Culture
Kmart locations are dwindling but its in-store soundtrack is having a moment
Leave this tab open while you scroll on Amazon for full-force retail nostalgia
Kmart, once one of America’s largest big-box retailers, has been dying a long, quiet death for decades. CNN reports that just sixteen locations remain, and the retailer closed its last store in California just this weekend. But its store soundtrack has been having a moment.
Since 2015, the Internet Archive has hosted hours of Kmart in-store soundtracks from the ‘70s, ‘80s, and ‘90s— much of it overwhelmingly inoffensive elevator music that gently jolts recollections of popcorn smell, endless fluorescent ceilings, and glorious toy aisles. The audio is a fascinating glimpse into the recent past and a pinnacle of Musak, the trademarked brand of background music whose name has gone the way of Q-tips and Kleenex, becoming a generic term for all background music. Kmart may be all but dead, but retail nostalgia lives on.
Get in the spirit of a very Kmart Christmas with this holiday-themed tape from 1991 and notice the dated ads that play between the easy-listening soft rock tracks. Announcements, read in a soothingly smooth voice, remind shoppers that smoking is permitted in the cafe but not the shopping floor. The voice promotes obsolete technology with a tone of authoritative pride.
"High-tech doesn't have to be expensive,” says one tape from 1989. “Just ask Martha Stewart, our entertainment and lifestyle consultant. She recommends trying our Gemini cable, VCR and telephone accessories available in a wide assortment of styles. Gemini: just another of the great names that's at home with Martha Stewart and You."
Some of the soothing announcements are narrated by Cecil Rutherford, whose obituary describes him with an iconic title: “the voice of Kmart.”
Retail nostalgia — The audio ephemera has pleased the crowd of internet users who listen to elevator music willingly. The Kmart tracks were embraced by Vaporwave artists of the 2010s. Specifically, they added fuel to the microgenre dubbed Mallsoft that idealizes the ‘90s shopping mall A E S T H E T I C and the mundane beauty of Nowhere, USA (see also: Tumblr blogs of abandoned malls). The soft rock soundtracks see second lives on Soundcloud and Spotify as musicians remix, sample, and splice it into lo-fi beats. Texas musician Juicy the Emissary even created an album called “Attention Kmart Choppers” in 2017. As the pandemic continues, we return to the audio associated with idle moments in elevators and endless shopping aisles.
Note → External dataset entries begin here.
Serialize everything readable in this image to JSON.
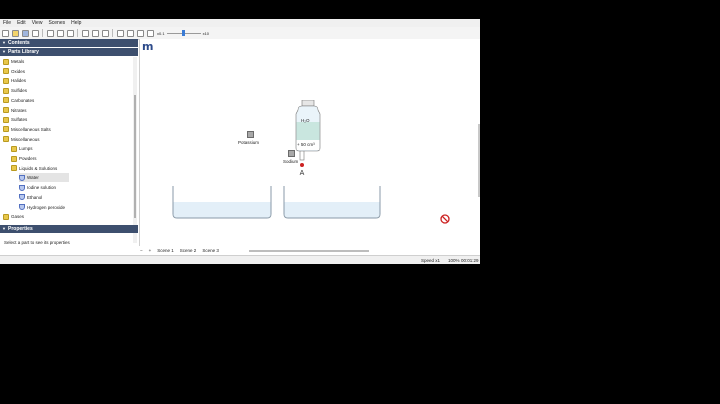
{
  "menu": [
    "File",
    "Edit",
    "View",
    "Scenes",
    "Help"
  ],
  "toolbar": {
    "zoom_min": "x0.1",
    "zoom_max": "x10",
    "zoom_level": 0.5
  },
  "panels": {
    "contents": "Contents",
    "parts_library": "Parts Library",
    "properties": "Properties"
  },
  "tree": [
    {
      "label": "Metals",
      "icon": "folder-icon",
      "level": 1
    },
    {
      "label": "Oxides",
      "icon": "folder-icon",
      "level": 1
    },
    {
      "label": "Halides",
      "icon": "folder-icon",
      "level": 1
    },
    {
      "label": "Sulfides",
      "icon": "folder-icon",
      "level": 1
    },
    {
      "label": "Carbonates",
      "icon": "folder-icon",
      "level": 1
    },
    {
      "label": "Nitrates",
      "icon": "folder-icon",
      "level": 1
    },
    {
      "label": "Sulfates",
      "icon": "folder-icon",
      "level": 1
    },
    {
      "label": "Miscellaneous Salts",
      "icon": "folder-icon",
      "level": 1
    },
    {
      "label": "Miscellaneous",
      "icon": "folder-open-icon",
      "level": 1
    },
    {
      "label": "Lumps",
      "icon": "folder-icon",
      "level": 2
    },
    {
      "label": "Powders",
      "icon": "folder-icon",
      "level": 2
    },
    {
      "label": "Liquids & Solutions",
      "icon": "folder-open-icon",
      "level": 2
    },
    {
      "label": "Water",
      "icon": "flask-icon",
      "level": 3,
      "selected": true
    },
    {
      "label": "Iodine solution",
      "icon": "flask-icon",
      "level": 3
    },
    {
      "label": "Ethanol",
      "icon": "flask-icon",
      "level": 3
    },
    {
      "label": "Hydrogen peroxide",
      "icon": "flask-icon",
      "level": 3
    },
    {
      "label": "Gases",
      "icon": "folder-icon",
      "level": 1
    }
  ],
  "properties_hint": "Select a part to see its properties",
  "canvas": {
    "logo": "m",
    "potassium_label": "Potassium",
    "sodium_label": "Sodium",
    "bottle_formula": "H₂O",
    "bottle_volume": "+ 50 cm³"
  },
  "scenes": {
    "add": "+",
    "remove": "−",
    "tabs": [
      "Scene 1",
      "Scene 2",
      "Scene 3"
    ]
  },
  "status": {
    "speed": "Speed x1",
    "zoom": "100%",
    "time": "00:01:29"
  }
}
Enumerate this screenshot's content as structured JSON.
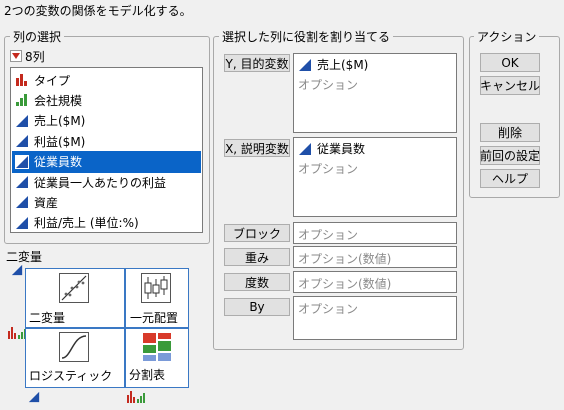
{
  "header": {
    "description": "2つの変数の関係をモデル化する。"
  },
  "column_select": {
    "title": "列の選択",
    "count_label": "8列",
    "items": [
      {
        "label": "タイプ",
        "icon": "nominal-bar-icon",
        "selected": false
      },
      {
        "label": "会社規模",
        "icon": "ordinal-bar-icon",
        "selected": false
      },
      {
        "label": "売上($M)",
        "icon": "continuous-triangle-icon",
        "selected": false
      },
      {
        "label": "利益($M)",
        "icon": "continuous-triangle-icon",
        "selected": false
      },
      {
        "label": "従業員数",
        "icon": "continuous-triangle-icon",
        "selected": true
      },
      {
        "label": "従業員一人あたりの利益",
        "icon": "continuous-triangle-icon",
        "selected": false
      },
      {
        "label": "資産",
        "icon": "continuous-triangle-icon",
        "selected": false
      },
      {
        "label": "利益/売上 (単位:%)",
        "icon": "continuous-triangle-icon",
        "selected": false
      }
    ]
  },
  "roles": {
    "title": "選択した列に役割を割り当てる",
    "y_button": "Y, 目的変数",
    "y_value": "売上($M)",
    "y_placeholder": "オプション",
    "x_button": "X, 説明変数",
    "x_value": "従業員数",
    "x_placeholder": "オプション",
    "block_button": "ブロック",
    "block_placeholder": "オプション",
    "weight_button": "重み",
    "weight_placeholder": "オプション(数値)",
    "freq_button": "度数",
    "freq_placeholder": "オプション(数値)",
    "by_button": "By",
    "by_placeholder": "オプション"
  },
  "actions": {
    "title": "アクション",
    "ok": "OK",
    "cancel": "キャンセル",
    "remove": "削除",
    "recall": "前回の設定",
    "help": "ヘルプ"
  },
  "bivariate": {
    "title": "二変量",
    "cells": {
      "bivariate": "二変量",
      "oneway": "一元配置",
      "logistic": "ロジスティック",
      "contingency": "分割表"
    }
  },
  "colors": {
    "continuous": "#1f4fa8",
    "nominal": "#c42a1e",
    "ordinal": "#3a9a3a",
    "selection": "#0a64c8",
    "cell_border": "#3a78c4"
  }
}
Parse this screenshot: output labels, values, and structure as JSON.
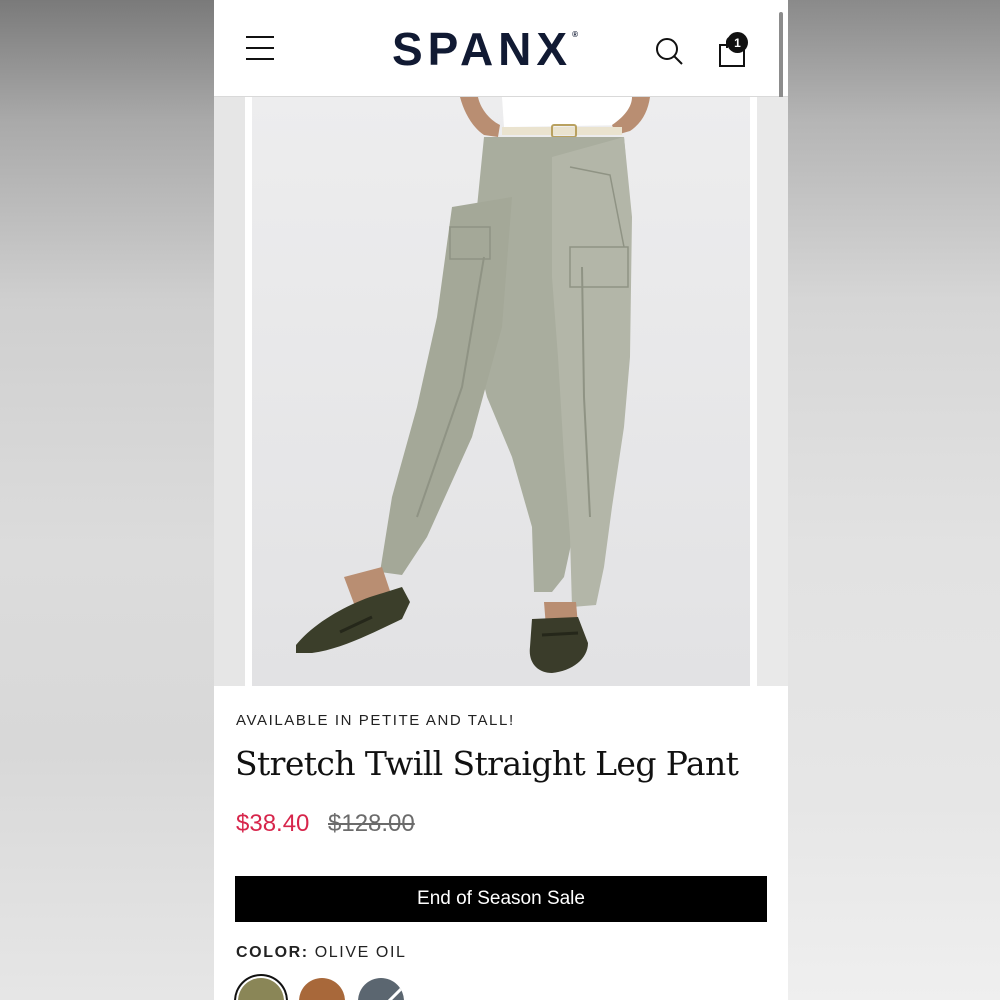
{
  "header": {
    "logo": "SPANX",
    "logo_mark": "®",
    "cart_count": "1"
  },
  "product": {
    "tagline": "AVAILABLE IN PETITE AND TALL!",
    "title": "Stretch Twill Straight Leg Pant",
    "price_sale": "$38.40",
    "price_original": "$128.00",
    "promo": "End of Season Sale",
    "color_label": "COLOR:",
    "color_value": "OLIVE OIL",
    "swatches": [
      {
        "name": "olive",
        "color": "#8a8657"
      },
      {
        "name": "brown",
        "color": "#a8683a"
      },
      {
        "name": "slate",
        "color": "#5b6670"
      }
    ]
  },
  "colors": {
    "sale_red": "#d7254b",
    "logo_navy": "#111a33",
    "banner_black": "#000000"
  }
}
Who saved all these? Mark Davis started pocketing the soundtrack tapes soon after getting a job at Kmart when he was 16. The collection, which he admits is strange, was in the interest of future nostalgia. “You get to know the music. Whether you like it or not, it carries you throughout the day,” he said on the For Keeps podcast, adding that the pre-recorded cassettes were played about ten times a day and changed monthly or weekly. When Davis went to college, the service desk workers saved the cassettes to feed his collection.
After college, he returned to Kmart in a management position before eventually switching to a career in IT. In 2008, the at-home archivist began regularly uploading footage to Youtube. Davis’ penchant for nostalgia is clear from his channel’s content: clips of his 1991 high school assemblies, news broadcasts, and tours of his many, many collections (Atari 2600 Cartridges, Western Electric telephones, and Texas Instruments Speak & Spell-type toys, to name a few).
In 2013, his third most popular video reintroduced the world to old-school Kmart soundtracks. When the 10-minute description of his collection started gaining traction, Davis agreed to upload the collection to the Internet Archive. The trove of Kmart nostalgia started getting media attention, inspiring Kmart aficionados such as Florida man Tom Schwarzrock to contribute to the collection. “Attention Kmart Shoppers” grew from 56 original cassettes to 149 audio tracks.
Mark Davis says that he laughs along with the people that joke about his unusuual fondness for collections (an MTV headline reads “This guy saved five years worth of Kmart’s in-store music, for some reason”). One of his top Youtube comments reads “you care more about Kmart than their CEO.” Davis, who continues to document retail or tech-related curiosities to this day, puts it simply: “I’m a collections person.”
WFH tunes — So if you want to re-live Kmart’s heyday as you WFH — or get in the shopping spirit as you scroll Amazon — there’s no better soundtrack than “Hey Kmart Shoppers.” Davis says that the chain started piping in its tunes via satellite in the ‘90s, and moved away from ambient soft-rock in favor of pop hits. Who’s to say the retailer would have had a different fate if it had continued with the easy-listening.